A menina que queria voar e o pé de helicópteros

 


Na minha casa havia um pé de helicópteros.* 

Que, de vez em vez, abria seus galhos de hangar e liberava suas pequenas capsulas aladas de hélices que pairavam no ar até pousar na areia e nas pedras quadradas de cimento que compunham o chão do meu jardim. 

Na estação apropriada, vindo do outro lado do muro e do alto, inundavam o quintal de voos recém - ou há muito - terminados. 

No pé de helicópteros, entretanto, nem sempre havia helicópteros. 
Nem sempre era tempo de voar. 

Numa terra sem estações definidas, o pé de helicópteros permanecia firme na sua resolução responsável, biologicamente programada, independente do tempo, do clima ou do paralelo. 

Nem sempre era tempo de voar. 
Mas o tempo de voar sempre chegava. 

Havia tempos e tempos. 

Havia tempos em que o pé de helicópteros estava cheio e repleto de folhas. 
Verde e vistoso.
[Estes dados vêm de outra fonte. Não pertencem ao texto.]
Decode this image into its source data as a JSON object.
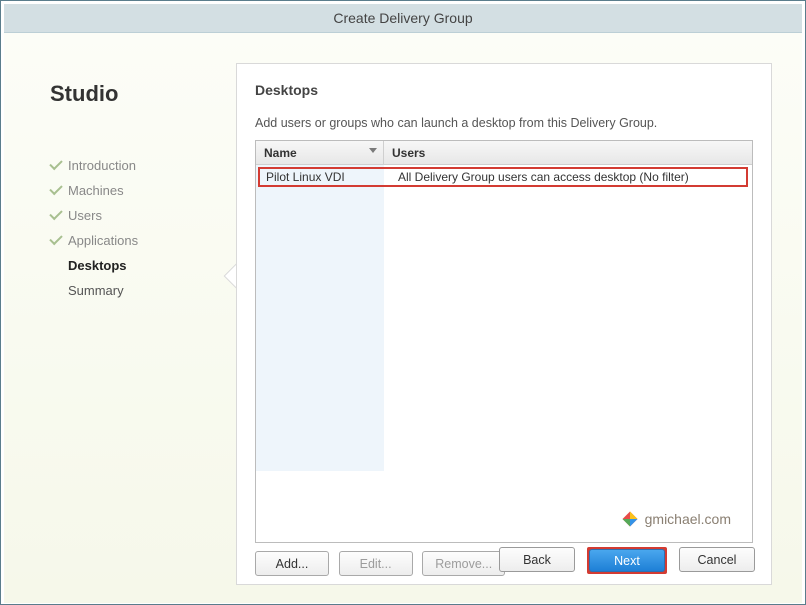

Tempo de beleza exuberante, de sombra farta. 
Mesmo que sem helicóptero algum para alçar voo. 

Havia tempos em que o pé de helicópteros estava cheio de flores. 
O verde vistoso, cedia lugar para o amarelo alaranjado que roubava a cena. 
Um pé de helicópteros deslumbrante, mas ainda sem helicópteros para voar. 

E havia tempo em que, no pé de helicópteros, era hora de voar. 
E cada uma daquelas flores, secas, vindas pacientemente depois das folhas, abriam suas asas e, arrancadas pelo vento, faziam seu espetáculo giratório e cativante. 
Do alto ao chão. 
Espetáculo certo, e previsível. 
Espetáculo curto, mas belo o suficiente para valer a pena. 
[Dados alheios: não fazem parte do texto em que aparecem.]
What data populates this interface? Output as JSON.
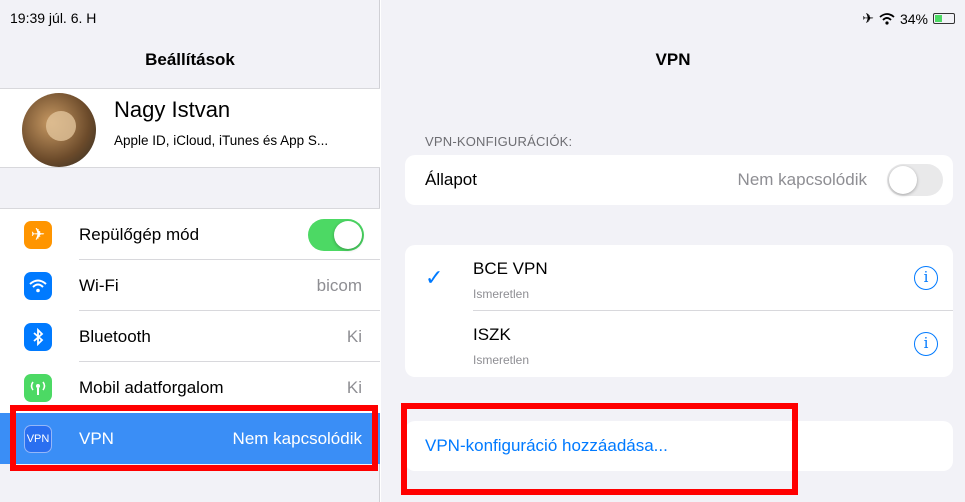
{
  "status_bar": {
    "time_date": "19:39  júl. 6. H",
    "icons": [
      "airplane-icon",
      "wifi-icon"
    ],
    "battery": "34%"
  },
  "sidebar": {
    "title": "Beállítások",
    "profile": {
      "name": "Nagy Istvan",
      "subtitle": "Apple ID, iCloud, iTunes és App S..."
    },
    "items": [
      {
        "label": "Repülőgép mód",
        "icon": "airplane-icon",
        "icon_color": "#ff9500",
        "toggle": "on"
      },
      {
        "label": "Wi-Fi",
        "value": "bicom",
        "icon": "wifi-icon",
        "icon_color": "#007aff"
      },
      {
        "label": "Bluetooth",
        "value": "Ki",
        "icon": "bluetooth-icon",
        "icon_color": "#007aff"
      },
      {
        "label": "Mobil adatforgalom",
        "value": "Ki",
        "icon": "cellular-icon",
        "icon_color": "#4cd964"
      },
      {
        "label": "VPN",
        "value": "Nem kapcsolódik",
        "icon": "vpn-icon",
        "icon_text": "VPN",
        "icon_color": "#2a6ff0",
        "selected": true
      }
    ]
  },
  "detail": {
    "title": "VPN",
    "section_header": "VPN-KONFIGURÁCIÓK:",
    "status": {
      "label": "Állapot",
      "value": "Nem kapcsolódik",
      "toggle": "off"
    },
    "configs": [
      {
        "name": "BCE VPN",
        "status": "Ismeretlen",
        "checked": true
      },
      {
        "name": "ISZK",
        "status": "Ismeretlen",
        "checked": false
      }
    ],
    "add_label": "VPN-konfiguráció hozzáadása..."
  },
  "colors": {
    "accent": "#007aff",
    "selection": "#3a8ef6",
    "highlight_box": "#ff0000",
    "toggle_on": "#4cd964"
  }
}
E chegava o tempo em que o pé de helicópteros não tinha nada. 
Nem folhas, 
nem flores, 
nem voos. 
Só ele mesmo. 
Vazio. 

Mas ainda ele, com seu tronco firme, seus galhos fortes. 
Árvore de grande porte e tronco largo. 
Como se se firmasse em uma certeza inequívoca de que, no tempo certo, na estação seguinte, marcada em sua identidade mais profunda, os tempos de folhas, de flores e de helicópteros, viriam novamente. 

E a menina profunda, que queria voar, 
Maravilhava-se apenas com o espetáculo dos voos, 
Pouco compreendendo a lição repetitiva do pé de helicópteros. 
Pouco percebia a mudança dos tempos, 
Pouco se dava conta do verde exuberante das folhas, 
Pouco se surpreendia com o amarelo alaranjado das flores. 

Mas, invariavelmente, se maravilhava com o voo dos helicópteros. 
Festejava a temporada de voos livres 
Dançava sobre a inundação de hélices 
Tentava com seus pequenos dedos e grandes expectativas, 
fazer aqueles pequenos helicópteros alçarem, agora a partir do chão, novos voos. 
Desejando, frustradamente, que a temporada de voos durasse mais. 

A menina profunda, que queria voar, 
pouco percebia a verdade profunda 
Que logo, mais velha, 
Depois de alguns voos, precisaria aprender. 

Que para o pé de helicópteros, 
assim como para a vida, 
há tempos e tempos. 

Que cada tempo passa. 
E que cada tempo volta novamente. 
Que cada tempo é tempo necessário. 
E que cada tempo é pressuposto para o tempo seguinte. 

Que o tempo de reverdecer sempre aparece, 
Que o tempo de florescer sempre vem, 
Até que chegue o tempo de voar. 

Que as temporadas de voos, embora curtas, 
São sempre proveitosas. 

Que quando o tempo de voar acaba, 
não adianta forçar voos antinaturais, 
contra a gravidade da realidade, 
Mas nos basta viver e desfrutar de cada um dos outros tempos, 
Belos e necessários para a próxima temporada de voos. 

E que nos tempos em que não há nada, 
Nem folhas, 
nem flores, 
nem voos, 
Muita coisa permanece latente 
abaixo da superfície e das aparências. 

A Esperança certa de novos tempos 
e novos voos que invariavelmente hão de vir. 

Renata Veras.

*Crônica inspirada em uma menina real e um pé de helicóptero real - o Gonçalo Alves do meu quintal.